Akbar menilai, kunjungan tersebut tak lebih dari seremoni kekuasaan, bukan langkah untuk menyentuh denyut kehidupan masyarakat Pulau Buru. Ia menyoroti agenda Wapres yang hanya berfokus pada proyek besar bernilai triliunan rupiah seperti pembangunan bendungan, tanpa menoleh pada kenyataan getir rakyat di pelosok.
> “Wapres menatap bendungan yang megah, tapi menutup mata terhadap jalan berlumpur di antara kabupaten dan desa. Ia berbicara tentang pembangunan, tapi lupa bahwa rakyat kami masih jauh dari kata merdeka,” ujarnya lantang.
Ketua GMPRI itu lalu menantang Wapres untuk menjejak tanah rakyat — bukan hanya pelataran proyek.
> “Datanglah ke jalan lintas yang rusak dari Batabual menuju Waetawa, ke jembatan yang hampir putus di perbatasan Buru Selatan, ke sekolah-sekolah yang berdiri di ujung harapan. Di sanalah wajah sejati negeri ini,” serunya.
Akbar menegaskan bahwa rakyat Buru tidak menolak kedatangan pemimpin, tapi menolak kepura-puraan pembangunan.
> “Kami hanya ingin kehadiran yang bermakna, bukan kunjungan yang menyakitkan. Jangan datang membawa janji, jika hati masih menutup mata pada penderitaan rakyat timur,” ucapnya tegas, seperti mantra yang keluar dari dada seorang anak negeri.

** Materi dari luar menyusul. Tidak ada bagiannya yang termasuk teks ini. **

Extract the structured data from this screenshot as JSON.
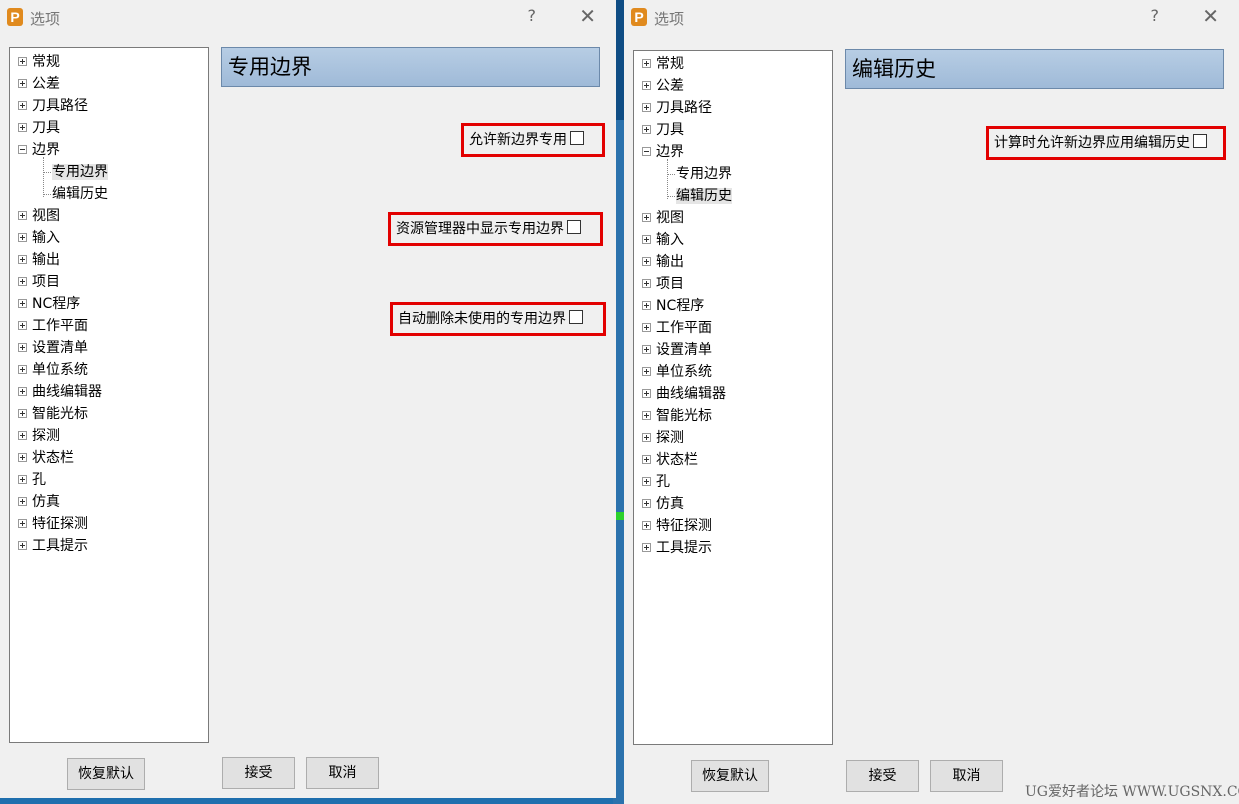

Dari pesisir Namrole, suara itu terus menjalar ke ombak Laut Banda — menyatu dengan desir angin yang membawa pesan dari tanah para raja. Gong Maluku berdentang sekali lagi, bukan untuk menyambut pejabat, tapi untuk mengingatkan:
bahwa keadilan bukan sekadar kata dalam pidato, melainkan hak yang harus sampai ke pulau-pulau kecil di ujung republik.